Tuesday, January 24, 2012

Focus

I just listened again to a lesson by Bob Hamp of Freedom Ministries. He talks about Matthew 6:33 where Jesus says "But seek first the kingdom of God and His righteousness, and all these things shall be added to you." The idea I got was, if I focus on the problem--even for the purpose of solving the problem my focus is on something other than Jesus.  If I focus on Jesus, and take my cues from Him, my problem will resolve itself. 

So let's take money as an example (since money is a problem for me).  I hate money.  In my life growing up it was used as a manipulative tool.  Hmmm, is money always a manipulative tool?  That's the deal.  If I work to make money isn't it a manipulative tool?  And if I am focused on what that work will make me, money wise, where is my focus?  Why do we work? I do ministry for women who have been hurt.  I certainly don't do that for the money.  There is no money to be made working on the outside of the gate.  But, it takes money to eat... doesn't it? Where do you draw the line? When is money the focus of what we do and when is it the consequence? (listening) (still listening)

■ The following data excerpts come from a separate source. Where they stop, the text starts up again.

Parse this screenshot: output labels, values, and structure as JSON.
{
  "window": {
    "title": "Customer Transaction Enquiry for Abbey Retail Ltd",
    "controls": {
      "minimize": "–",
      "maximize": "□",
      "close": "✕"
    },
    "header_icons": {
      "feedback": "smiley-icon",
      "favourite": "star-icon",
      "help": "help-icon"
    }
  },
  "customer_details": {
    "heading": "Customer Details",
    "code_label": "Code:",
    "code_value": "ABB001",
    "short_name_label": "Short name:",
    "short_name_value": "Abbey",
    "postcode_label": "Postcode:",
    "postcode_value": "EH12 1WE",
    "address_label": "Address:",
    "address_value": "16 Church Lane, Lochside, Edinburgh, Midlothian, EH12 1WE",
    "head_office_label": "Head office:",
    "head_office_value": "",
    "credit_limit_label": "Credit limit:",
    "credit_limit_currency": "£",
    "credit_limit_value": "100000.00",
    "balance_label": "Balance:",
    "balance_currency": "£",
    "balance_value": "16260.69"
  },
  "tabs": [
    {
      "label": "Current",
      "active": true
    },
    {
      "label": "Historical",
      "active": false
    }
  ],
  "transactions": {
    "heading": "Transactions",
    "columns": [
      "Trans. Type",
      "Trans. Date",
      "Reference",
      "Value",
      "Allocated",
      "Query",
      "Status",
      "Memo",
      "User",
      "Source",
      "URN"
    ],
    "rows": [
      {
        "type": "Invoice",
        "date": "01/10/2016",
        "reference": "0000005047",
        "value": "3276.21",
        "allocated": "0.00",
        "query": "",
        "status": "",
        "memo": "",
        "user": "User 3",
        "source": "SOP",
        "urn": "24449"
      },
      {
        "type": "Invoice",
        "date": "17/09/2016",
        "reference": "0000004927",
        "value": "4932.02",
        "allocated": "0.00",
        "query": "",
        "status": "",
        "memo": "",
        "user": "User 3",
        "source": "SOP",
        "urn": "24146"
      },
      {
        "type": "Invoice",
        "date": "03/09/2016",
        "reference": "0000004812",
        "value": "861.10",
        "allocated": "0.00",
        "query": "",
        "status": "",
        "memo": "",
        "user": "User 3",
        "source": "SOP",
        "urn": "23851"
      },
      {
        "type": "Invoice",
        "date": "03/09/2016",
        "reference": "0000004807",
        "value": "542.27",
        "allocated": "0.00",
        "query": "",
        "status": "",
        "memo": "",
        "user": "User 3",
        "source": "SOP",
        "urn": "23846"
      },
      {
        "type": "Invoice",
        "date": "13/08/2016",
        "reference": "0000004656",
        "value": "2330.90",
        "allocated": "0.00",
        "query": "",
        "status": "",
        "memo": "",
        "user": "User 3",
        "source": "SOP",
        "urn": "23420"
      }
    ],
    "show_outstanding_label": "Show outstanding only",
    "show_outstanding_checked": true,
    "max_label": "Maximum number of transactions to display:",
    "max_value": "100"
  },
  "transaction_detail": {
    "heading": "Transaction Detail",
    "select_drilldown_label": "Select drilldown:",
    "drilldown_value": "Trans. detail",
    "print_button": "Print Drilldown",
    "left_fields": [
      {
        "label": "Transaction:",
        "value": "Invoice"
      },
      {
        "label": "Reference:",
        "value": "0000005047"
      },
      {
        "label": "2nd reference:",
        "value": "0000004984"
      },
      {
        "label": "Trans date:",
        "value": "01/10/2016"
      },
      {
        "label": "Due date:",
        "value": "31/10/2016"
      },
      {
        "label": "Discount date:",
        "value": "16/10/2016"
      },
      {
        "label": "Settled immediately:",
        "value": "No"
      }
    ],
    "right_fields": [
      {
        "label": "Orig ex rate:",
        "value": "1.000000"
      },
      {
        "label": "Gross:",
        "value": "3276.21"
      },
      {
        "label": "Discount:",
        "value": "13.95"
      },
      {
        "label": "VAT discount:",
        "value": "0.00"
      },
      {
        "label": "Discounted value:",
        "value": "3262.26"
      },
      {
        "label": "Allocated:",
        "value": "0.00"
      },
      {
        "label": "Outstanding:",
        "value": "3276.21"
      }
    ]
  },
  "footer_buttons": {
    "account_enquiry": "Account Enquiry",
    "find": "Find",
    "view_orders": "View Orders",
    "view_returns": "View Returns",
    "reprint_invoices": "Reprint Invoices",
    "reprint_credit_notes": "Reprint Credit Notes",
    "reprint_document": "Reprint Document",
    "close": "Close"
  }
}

It is now tax season.  Every year I start out the year with great hopes that I will find new gifts of organization and keep everything together so tax season is a breeze.  Every year I fail at it miserably and I spend many hours sorting papers.  Each year I question why I am doing what I do in light of my chaos. But each year that paperwork comes together and I am ready to start again.There has to be something more.  I feel like I am becoming cynical, a wake up call in my mind! I have to admit I like that Jesus paid the taxes with money covered in fish drool *smile*. Hmmm (listening again)

So what does it mean, "Seek first the kingdom"? Funny I keep listening but I am not hearing much.  The only thing I hear is "listen" hmmm maybe that is the answer.